Bitcoin Call Options and the Election: A Strategic Gamble

Imagine you’re a trader in the middle of a big game, and you have a feeling that the next play will be huge. For Bitcoin traders, the U.S. election on November 5 is that next play, and they’re positioning themselves to win big by buying call options. But what are “call options”?

  • Call Options: A call option is a financial bet that gives you the right (not the obligation) to buy an asset at a certain price in the future. In simple terms, if traders believe the price of Bitcoin will rise, they buy call options now to cash in later if they’re right.
  • Put Options: This is the opposite. A put option gives you the right to sell if the price goes down. Think of it as a safety net, something traders use if they’re worried about a fall.

In this case, traders are leaning hard on call options. According to Deribit CEO Luuk Strijers, there are twice as many call options as put options lined up to expire on November 8, just days after the U.S. election. This means the majority of traders believe the election will lead to a rise in Bitcoin prices. They’re betting on it.

Key Terms to Remember:

  1. Call Options: A bet that the price will go up.
  2. Put Options: A bet that the price will go down or a safety measure.
  3. Open Interest: The total value of options people hold for a specific date.
  4. Implied Volatility (IV): A measurement of expected future price changes.

The Election Volatility Factor

Why are traders expecting this? The election itself creates something called implied volatility—the idea that there could be wild price swings around the event. Strijers shared data showing a 72.29% implied volatility rate, suggesting prices could move around 3.78% after the election. If the election results in a favorable outcome for Bitcoin, like a Donald Trump win which some believe might boost Bitcoin, traders expect an upward price move.

The Bigger Picture: Bitcoin as a Hedge Against Inflation

Geoff Kendrick from Standard Chartered has a theory here. He believes Bitcoin is more than just another asset—it’s an inflation hedge. With inflation rising in the U.S., people are looking for assets like Bitcoin that may hold value better than the dollar. So, traders are not just reacting to the election; they’re betting that people will increasingly turn to Bitcoin to protect their wealth, especially as global markets face uncertainty.

Market Strategies in Play

Joshua Lim, CEO of Arbelos Markets, explains that traders are also selling pre-election options (for a quick profit) and using that money to buy post-election options, betting on a price boom afterward. It’s a strategic move to lower costs and maximize potential profits from a post-election price surge.
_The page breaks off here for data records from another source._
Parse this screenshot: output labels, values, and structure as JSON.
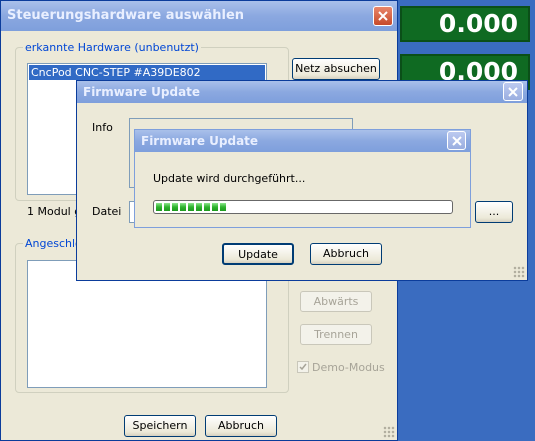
{
  "dro": {
    "value1": "0.000",
    "value2": "0.000"
  },
  "hw_dialog": {
    "title": "Steuerungshardware auswählen",
    "detected_group": "erkannte Hardware (unbenutzt)",
    "detected_item": "CncPod CNC-STEP #A39DE802",
    "scan_button": "Netz absuchen",
    "count_text": "1 Modul ge",
    "connected_group": "Angeschlo",
    "down_button": "Abwärts",
    "disconnect_button": "Trennen",
    "demo_label": "Demo-Modus",
    "demo_checked": true,
    "save_button": "Speichern",
    "cancel_button": "Abbruch"
  },
  "fw_dialog": {
    "title": "Firmware Update",
    "info_label": "Info",
    "file_label": "Datei",
    "browse_button": "...",
    "update_button": "Update",
    "cancel_button": "Abbruch"
  },
  "progress_dialog": {
    "title": "Firmware Update",
    "message": "Update wird durchgeführt...",
    "progress": 0.25,
    "progress_segments": 9
  }
}
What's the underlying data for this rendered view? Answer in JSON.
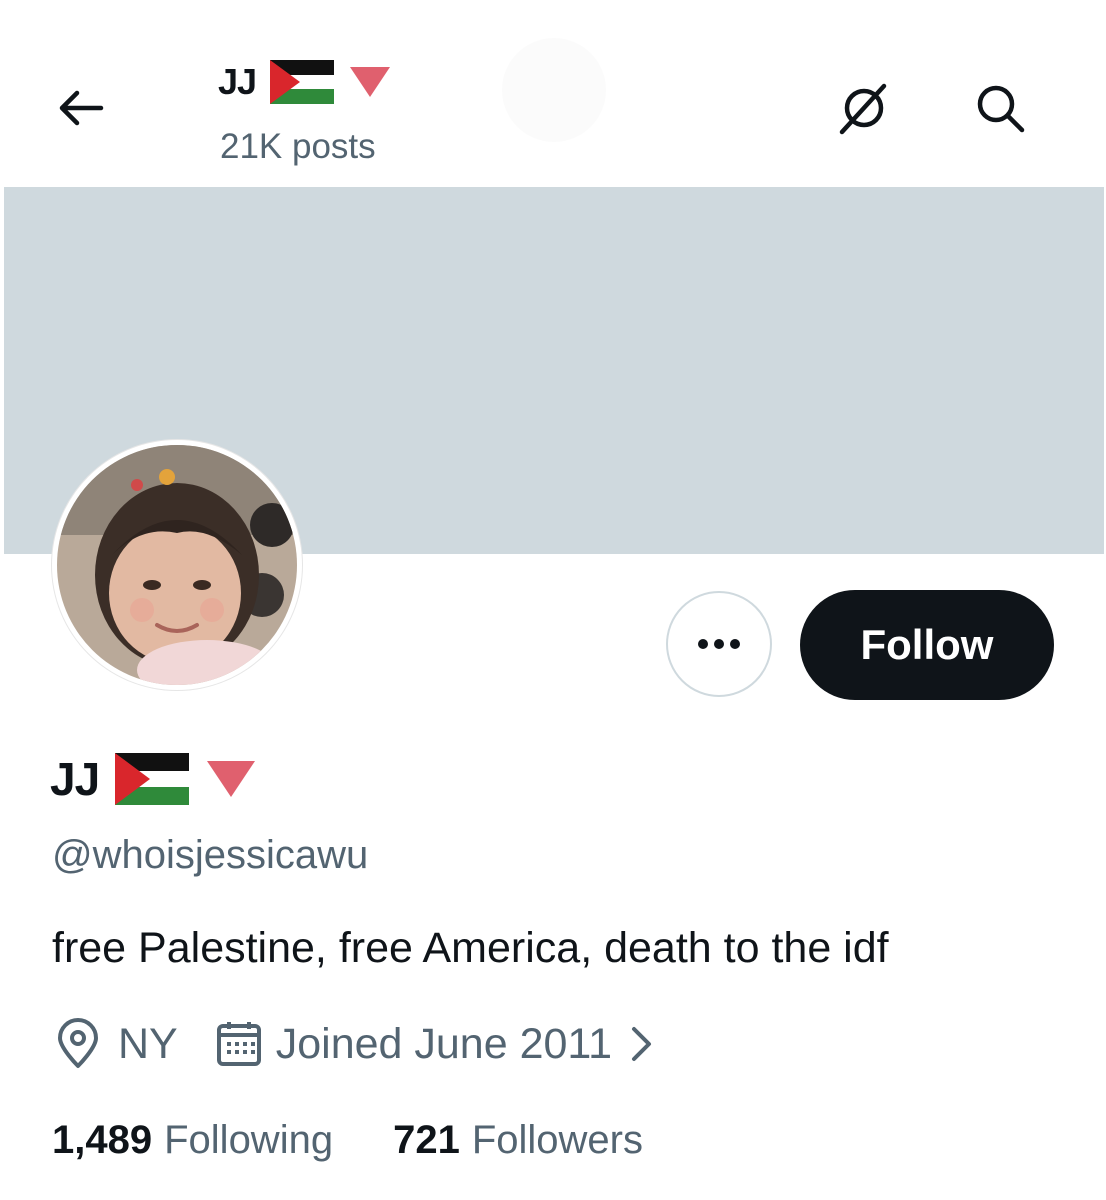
{
  "header": {
    "display_name": "JJ",
    "posts_count": "21K posts",
    "back_icon": "arrow-left-icon",
    "grok_icon": "grok-icon",
    "search_icon": "search-icon"
  },
  "profile": {
    "display_name": "JJ",
    "handle": "@whoisjessicawu",
    "bio": "free Palestine, free America, death to the idf",
    "location": "NY",
    "joined": "Joined June 2011",
    "following_count": "1,489",
    "following_label": "Following",
    "followers_count": "721",
    "followers_label": "Followers"
  },
  "actions": {
    "follow_label": "Follow",
    "more_icon": "more-icon"
  },
  "colors": {
    "banner": "#cfd9de",
    "primary_text": "#0f1419",
    "secondary_text": "#536471",
    "follow_bg": "#0f1419",
    "triangle": "#e0606e"
  }
}
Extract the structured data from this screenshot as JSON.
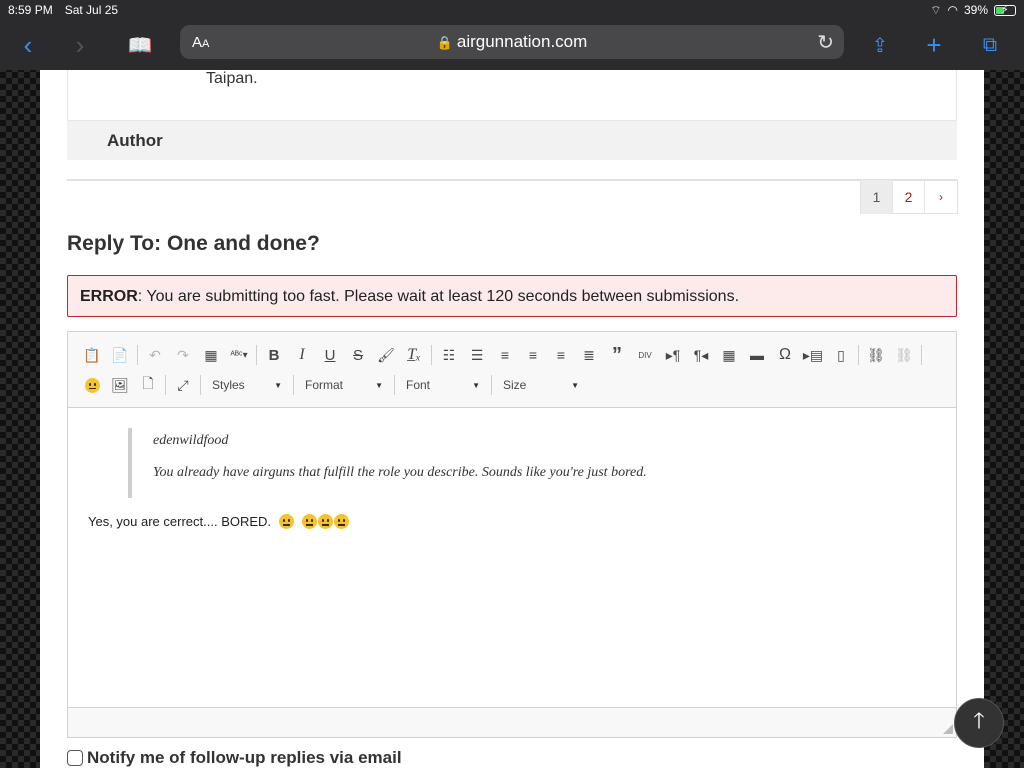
{
  "status_bar": {
    "time": "8:59 PM",
    "date": "Sat Jul 25",
    "battery": "39%"
  },
  "safari": {
    "text_size": "AA",
    "url": "airgunnation.com"
  },
  "previous_reply": {
    "tail_text": "Taipan.",
    "author_label": "Author"
  },
  "pagination": {
    "pages": [
      "1",
      "2"
    ],
    "current": "1",
    "next": "›"
  },
  "reply": {
    "title": "Reply To: One and done?",
    "error_label": "ERROR",
    "error_message": ": You are submitting too fast. Please wait at least 120 seconds between submissions."
  },
  "editor": {
    "combos": {
      "styles": "Styles",
      "format": "Format",
      "font": "Font",
      "size": "Size"
    },
    "quote_author": "edenwildfood",
    "quote_text": "You already have airguns that fulfill the role you describe. Sounds like you're just bored.",
    "body_text": "Yes, you are cerrect.... BORED."
  },
  "notify_label": "Notify me of follow-up replies via email",
  "colors": {
    "error_border": "#c0262c",
    "error_bg": "#fdebeb",
    "link_red": "#a02020",
    "safari_blue": "#3b8ef0"
  }
}
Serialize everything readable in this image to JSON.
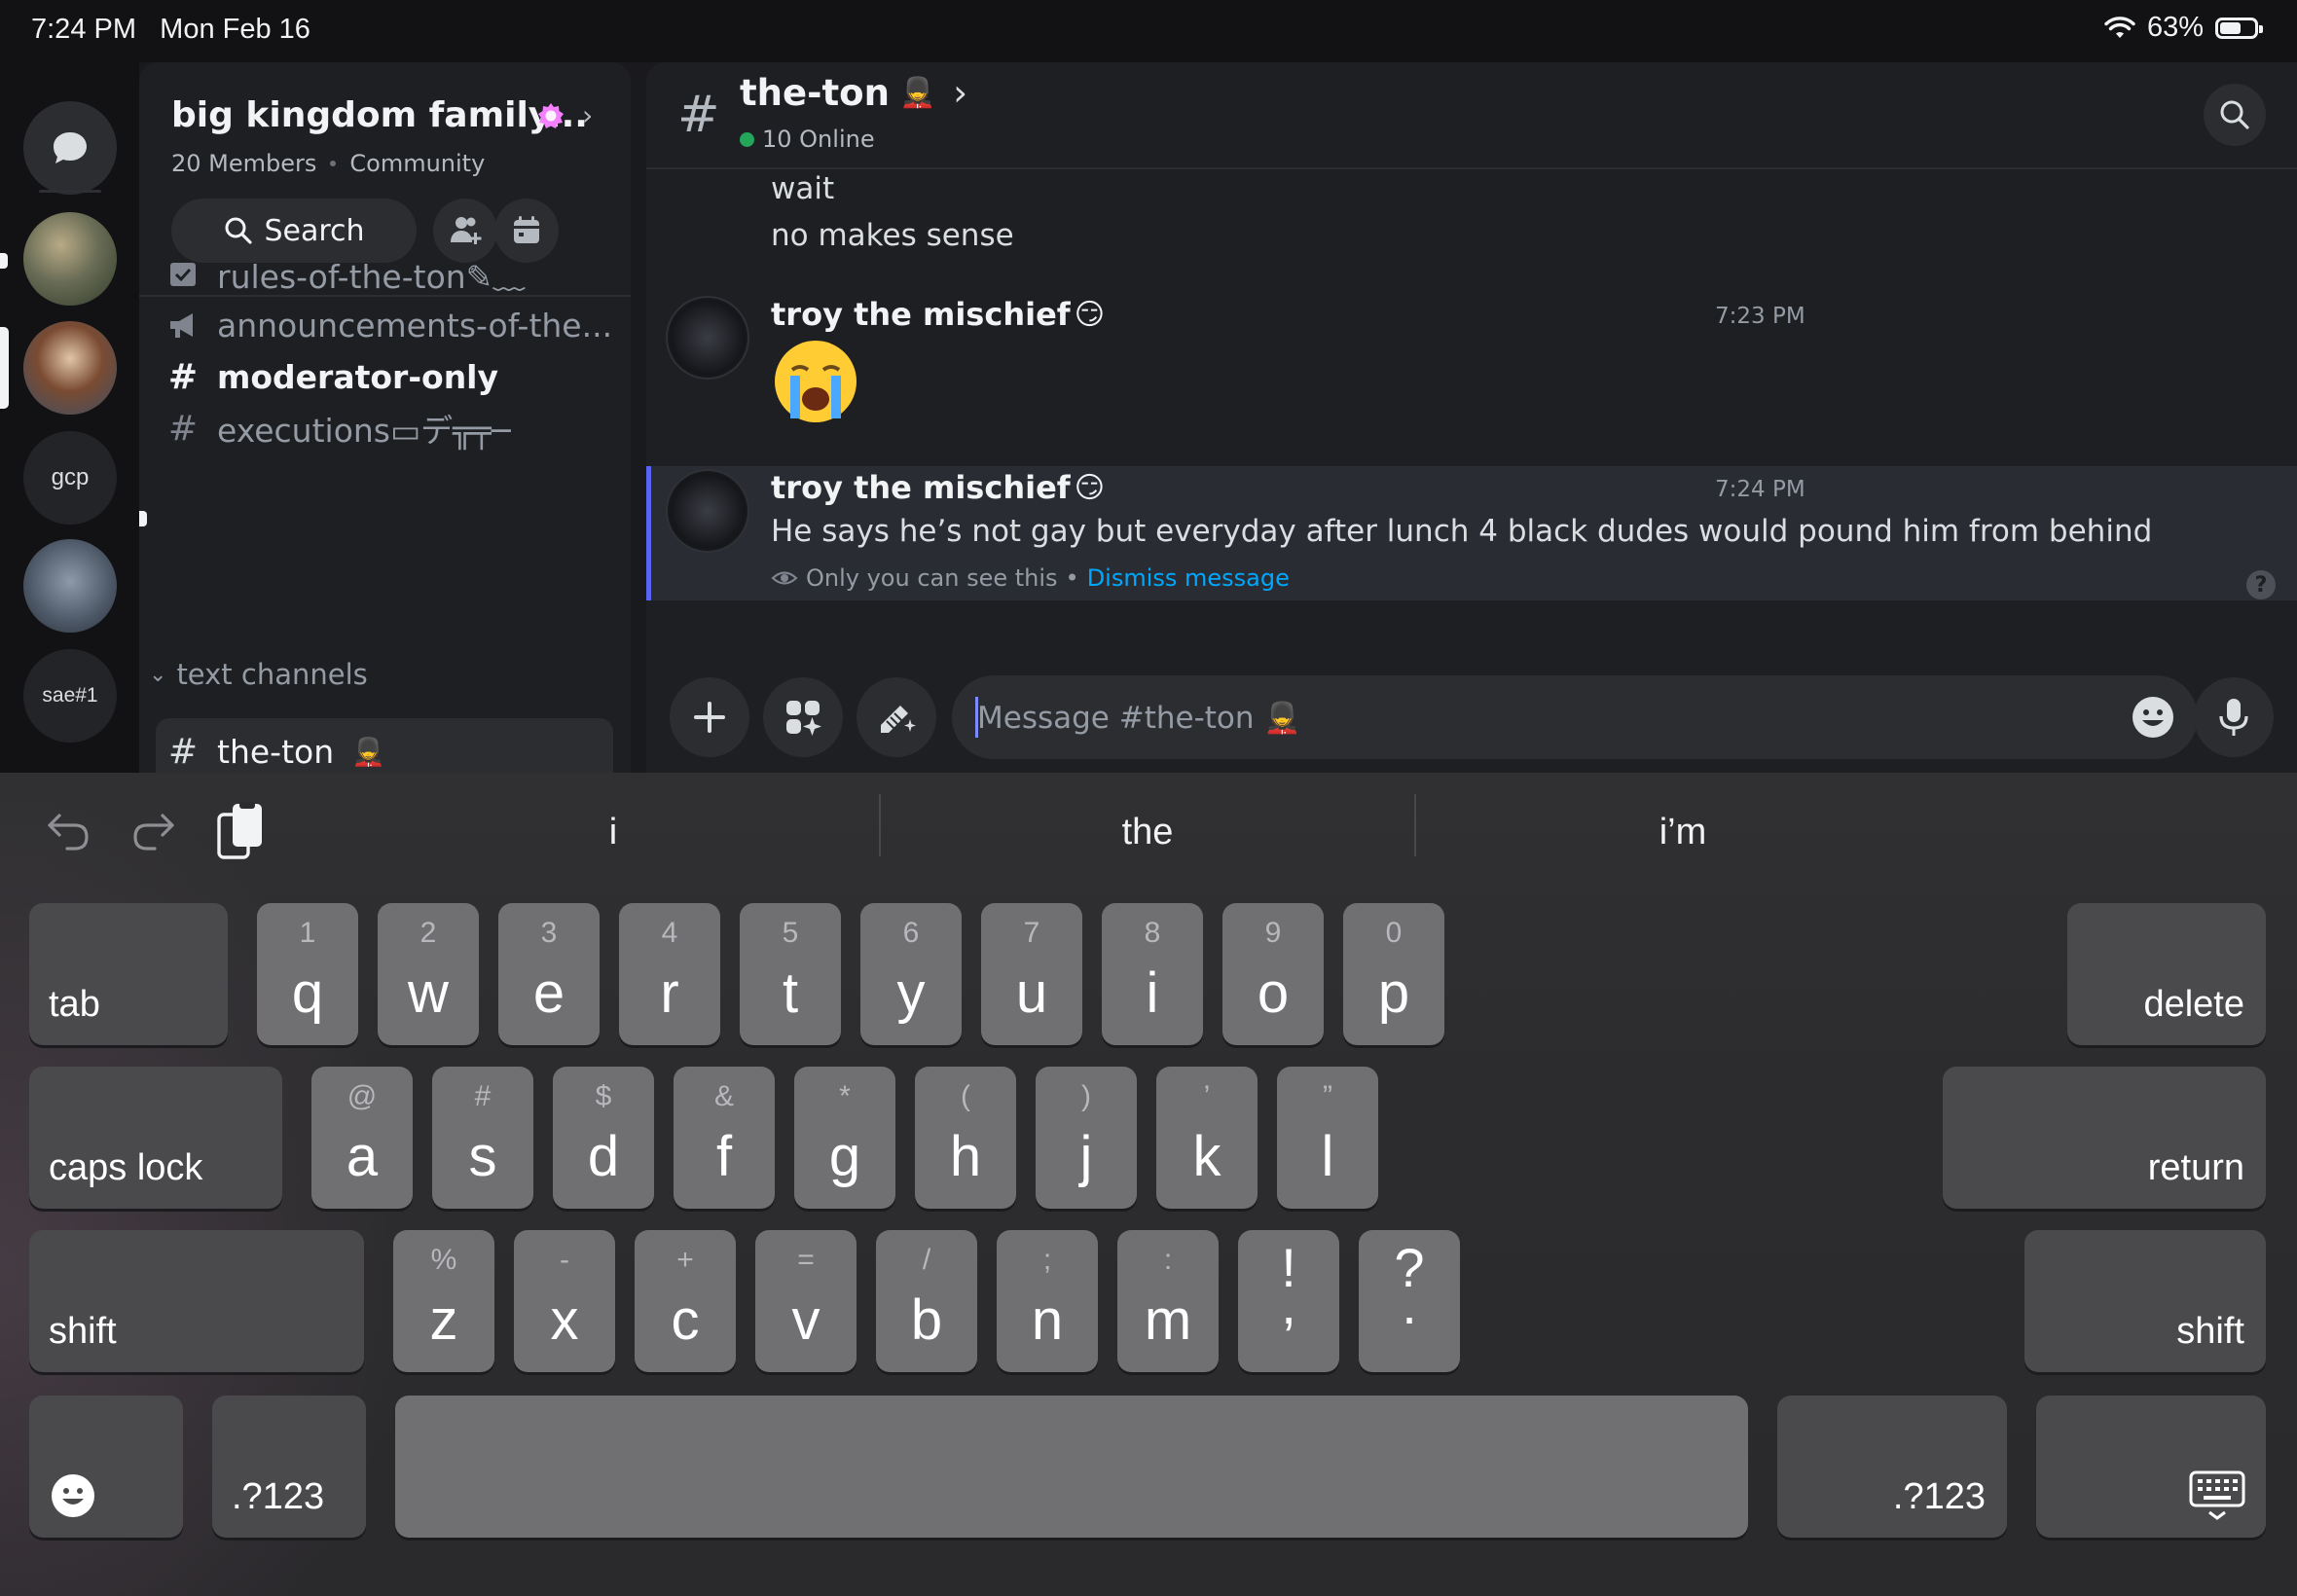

What Makes This Important for Your Knowledge?

Understanding these trading strategies and why they’re used can help you make more informed decisions if you plan to trade or invest in Bitcoin. Here’s why this article matters:

  1. Insight into Market Sentiment: It shows how world events, like a U.S. election, influence the price of Bitcoin.
  2. Learning Market Psychology: It’s not just about price predictions—it’s about how traders feel and what they expect, both of which drive real market changes.
  3. Key Trading Terms and Tactics: Terms like call/put options and implied volatility are part of the language of finance. Understanding them gives you tools to assess market risks and opportunities.
  4. Long-Term Thinking: With traders focusing on Bitcoin as an inflation hedge, it signals a broader interest in Bitcoin’s role in global finance.

So, why does this article matter? It’s about learning to read market moves, understanding what motivates traders, and getting familiar with the potential of Bitcoin to respond to major events—like a presidential election. By digging into these strategies and terms, you’re not just watching from the sidelines; you’re building the skills to interpret and act on market shifts in the future.